Génératrice ou pas, les foyers ont dû se débrouiller

CARAQUET – Si les foyers de soins agréés sont tenus de posséder une génératrice pour pallier les coupures de courant, la province du Nouveau-Brunswick ne l’exige pas des résidences privées des niveaux 1 et 2 qui accueillent des personnes âgées.

«Ce qu’on nous demande, c’est d’avoir un plan d’évacuation en cas d’urgence», explique Marc Léger de l’Association francophone des établissements de soins spéciaux du Nouveau-Brunswick.

Il n’y aucune obligation pour ces établissements de posséder une génératrice qui fournirait de l’électricité en cas de coupures de courant comme celles qui sont intervenues dans le sillage de la tempête Arthur.
«Le plus important est d’avoir un plan pour les situations d’urgence, que ce soit une inondation ou une coupure de courant, et de savoir où emmener nos clients pour les mettre en sécurité (…) Est-ce que c’est une bonne idée d’avoir une génératrice? Oui. Est-ce que c’est dispendieux? Oui.»

Rares sont les foyers privés qui disposent d’une génératrice pour assurer la production d’eau chaude ou encore pour cuisiner les repas pendant une coupure de courant.
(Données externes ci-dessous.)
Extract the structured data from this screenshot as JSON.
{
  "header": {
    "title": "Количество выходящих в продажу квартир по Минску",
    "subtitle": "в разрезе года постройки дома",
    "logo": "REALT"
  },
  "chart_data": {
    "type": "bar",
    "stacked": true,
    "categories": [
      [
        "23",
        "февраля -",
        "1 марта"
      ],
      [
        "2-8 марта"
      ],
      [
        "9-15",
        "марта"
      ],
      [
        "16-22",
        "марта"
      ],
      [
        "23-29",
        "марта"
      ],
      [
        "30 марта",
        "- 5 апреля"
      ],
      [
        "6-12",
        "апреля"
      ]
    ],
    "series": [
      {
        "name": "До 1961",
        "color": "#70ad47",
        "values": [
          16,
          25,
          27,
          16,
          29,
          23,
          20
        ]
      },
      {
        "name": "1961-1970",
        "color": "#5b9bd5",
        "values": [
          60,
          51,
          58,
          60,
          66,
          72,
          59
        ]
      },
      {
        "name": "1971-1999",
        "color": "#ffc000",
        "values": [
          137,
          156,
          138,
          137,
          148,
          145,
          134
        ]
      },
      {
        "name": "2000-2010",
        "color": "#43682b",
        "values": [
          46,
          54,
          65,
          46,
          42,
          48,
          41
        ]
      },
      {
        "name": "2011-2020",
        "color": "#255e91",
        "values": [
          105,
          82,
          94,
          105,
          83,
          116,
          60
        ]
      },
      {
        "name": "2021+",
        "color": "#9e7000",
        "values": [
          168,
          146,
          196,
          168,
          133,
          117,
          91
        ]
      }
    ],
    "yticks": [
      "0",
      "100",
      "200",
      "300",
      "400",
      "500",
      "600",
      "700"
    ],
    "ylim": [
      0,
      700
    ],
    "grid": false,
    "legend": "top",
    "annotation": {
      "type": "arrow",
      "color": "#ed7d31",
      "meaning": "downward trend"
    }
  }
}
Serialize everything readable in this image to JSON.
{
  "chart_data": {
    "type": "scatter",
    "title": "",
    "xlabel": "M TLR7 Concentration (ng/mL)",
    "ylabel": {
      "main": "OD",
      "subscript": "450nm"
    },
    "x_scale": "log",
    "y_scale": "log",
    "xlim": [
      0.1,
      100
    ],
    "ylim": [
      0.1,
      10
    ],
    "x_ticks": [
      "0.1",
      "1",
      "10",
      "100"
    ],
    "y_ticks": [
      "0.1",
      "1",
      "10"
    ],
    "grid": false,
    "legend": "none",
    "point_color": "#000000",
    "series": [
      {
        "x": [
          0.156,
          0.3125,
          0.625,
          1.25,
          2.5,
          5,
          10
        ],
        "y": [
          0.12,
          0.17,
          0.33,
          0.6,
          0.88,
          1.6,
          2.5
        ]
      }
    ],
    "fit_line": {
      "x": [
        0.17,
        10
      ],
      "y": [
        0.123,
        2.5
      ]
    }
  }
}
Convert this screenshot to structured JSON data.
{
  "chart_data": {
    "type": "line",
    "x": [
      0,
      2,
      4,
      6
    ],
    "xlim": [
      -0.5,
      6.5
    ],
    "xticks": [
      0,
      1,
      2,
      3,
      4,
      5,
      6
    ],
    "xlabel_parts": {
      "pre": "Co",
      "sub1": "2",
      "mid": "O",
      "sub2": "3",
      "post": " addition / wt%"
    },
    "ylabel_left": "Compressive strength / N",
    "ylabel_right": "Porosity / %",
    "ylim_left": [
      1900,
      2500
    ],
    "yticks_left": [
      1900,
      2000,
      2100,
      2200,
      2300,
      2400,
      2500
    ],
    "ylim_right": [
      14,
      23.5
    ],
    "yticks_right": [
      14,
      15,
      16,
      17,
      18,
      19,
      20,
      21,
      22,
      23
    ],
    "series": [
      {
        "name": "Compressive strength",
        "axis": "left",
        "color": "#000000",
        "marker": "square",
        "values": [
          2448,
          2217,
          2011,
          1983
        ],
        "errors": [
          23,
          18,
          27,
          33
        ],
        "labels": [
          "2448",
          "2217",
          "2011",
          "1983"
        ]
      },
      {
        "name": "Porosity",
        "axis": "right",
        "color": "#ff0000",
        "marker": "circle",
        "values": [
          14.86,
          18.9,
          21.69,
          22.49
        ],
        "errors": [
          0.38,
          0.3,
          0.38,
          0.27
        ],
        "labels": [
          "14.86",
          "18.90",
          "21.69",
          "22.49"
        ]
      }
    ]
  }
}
La Résidence St-Pierre qui accueille une quarantaine de personnes âgées n’en a pas, mais pense à s’en équiper sous peu.

«Une génératrice, c’est quelque chose qui va arriver dans un très proche futur», confirme Marc-André Boudreau, le responsable du foyer qui accueille des personnes âgées semi-autonomes.

Le projet existait avant cet été et la coupure de courant qui a duré plus de 24 heures à Caraquet.
L’objectif est de pouvoir «assurer la lumière et la chaleur dans une pièce commune», poursuit-il.
Sans électricité, durant la dernière fin de semaine, la Résidence St-Pierre s’est adaptée.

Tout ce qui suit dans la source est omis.